E’ ROBERTO ROSSI IL NUOVO PROCURATORE CAPO DI BARI

E’ ROBERTO ROSSI IL NUOVO PROCURATORE CAPO DI BARI

Rossi che ha iniziato la sua carriera nel Tribunale di Taranto, è stato nell’ultimo anno procuratore facente funzioni di Bari , dopo l’addio per raggiunti limiti di età di Giuseppe Volpe di cui era stato aggiunto “vicario”

di REDAZIONE CRONACHE

Dopo quasi un anno dal pensionamento del procuratore Giuseppe Volpe, la Procura di Bari ha finalmente un nuovo capo. Si tratta di Roberto Rossi che è stato eletto oggi a seguito della votazione avvenuta in data odierna del plenum del Consiglio Superiore della Magistratura.

Incredibilmente oggi il coordinatore della corrente di Area al CSM, il consigliere Giuseppe Cascini ha depositato un emendamento aggiuntivo contrario alla candidatura e valutazioni sul procuratore di Terni, sul quale il relatore , il consigliere laico prof. Filippo Donati si è dichiarato perfettamente d’accordo.

Emandamento che secondo il nostro parere è imbarazzante perchè si esercita una critica “deontologica” nonostante un provvedimento di archiviazione del 13 gennaio 2021 emesso dalla Sezione Disciplinare in favore di Liguori. Evidentemente Cascini ha dimenticato che il suo collega e compagni di corrente Roberto Rossi detiene un “record” da consigliere del Csm venne sottoposto dieci anni fa, e cioè nel 2011 ,ad un processo disciplinare e successivamente giudicato dai suoi stessi colleghi. Un fatto che ha un solo precedente in quasi 60 anni di storia di Palazzo dei marescialli. Rossi, venne accusato di aver iscritto con “grave ritardo” “a distanza di quasi sei anni, un indagato nella prima inchiesta sulla sanità pugliese su Giampaolo Tarantini, quando era pm a Bari. A chiedere il suo processo disciplinare fu il ministro della Giustizia.
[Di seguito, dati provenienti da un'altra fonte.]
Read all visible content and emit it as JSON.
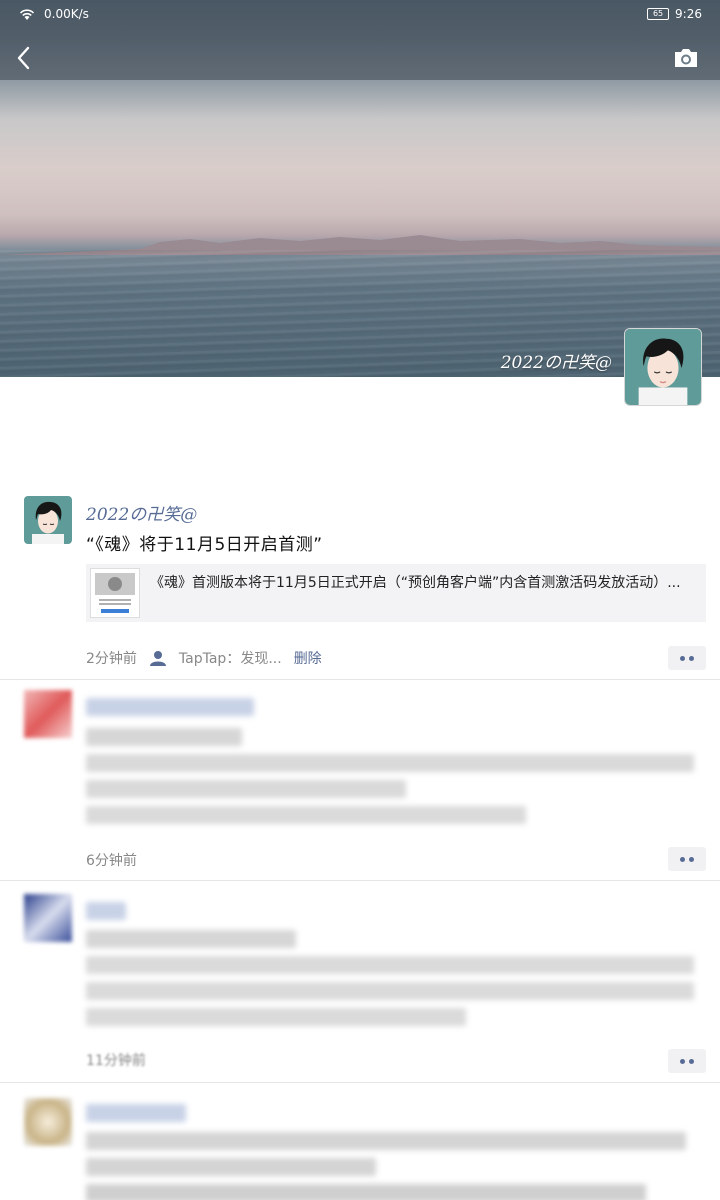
{
  "status_bar": {
    "speed": "0.00K/s",
    "battery": "65",
    "time": "9:26"
  },
  "icons": {
    "back": "chevron-left-icon",
    "camera": "camera-icon",
    "wifi": "wifi-icon",
    "more": "more-dots-icon",
    "source": "person-icon"
  },
  "cover": {
    "name": "2022の卍笑@"
  },
  "post": {
    "author": "2022の卍笑@",
    "text": "“《魂》将于11月5日开启首测”",
    "link_text": "《魂》首测版本将于11月5日正式开启（“预创角客户端”内含首测激活码发放活动）...",
    "time": "2分钟前",
    "source": "TapTap：发现...",
    "delete": "删除"
  },
  "feed": [
    {
      "time": "6分钟前"
    },
    {
      "time": "11分钟前"
    }
  ],
  "colors": {
    "link_blue": "#576b95",
    "meta_gray": "#888888"
  }
}
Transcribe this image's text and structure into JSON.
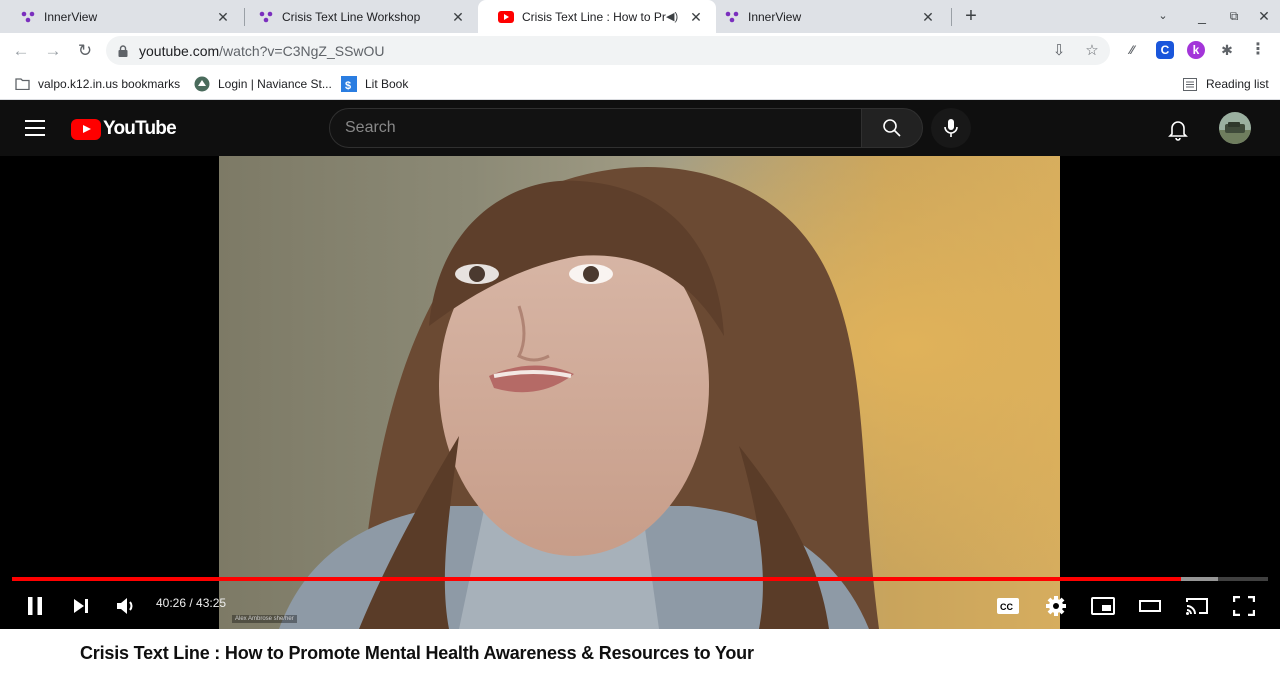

Ed anche Rossi come Liguori fu archiviato.

Luca Palamara e Giuseppe Cascini coordinatore al CSM della “corrente “di Area

Quindi sentire parlare di “etica” Cascini più volte intercettato con Palamara , come documentato di seguito, per chiedere favori ed agevolazioni per i suoi parenti ha fatto a dir poco sorridere a più di qualche magistrato.

Il consigliere togato Michele Ciambellini nella sua relazione ha ricordato che il candidato Rodolfo Sabelli ha due anni di anzianità superiore a quella del candidato Roberto Rossi, ricoprendo per oltre 8 anni l’incarico di sostituto alla D.D.A. di Bari, illustrando dettagliamente i ruoli e compiti ricoperti da Sabelli nel corso della sua carriera.

l’aula del plenum del Consiglio Superiore della Magistratura

Il Plenum del Consiglio superiore della magistratura, dopo la discussione e dichiarazioni di voto sugli emandamenti è passato alla votazione. Roberto Rossi ha ricevuto 16 voti dai consiglieri Ardita, Basile Benedetti, Braggion, Cascini, Cavanna, Cerabona, Chinaglia, D’amato, Dal Moro, Donati, Lanzi Marra, Miccichè , Suriano, e Zaccaro, così diventando il nuovo procuratore capo di Bari.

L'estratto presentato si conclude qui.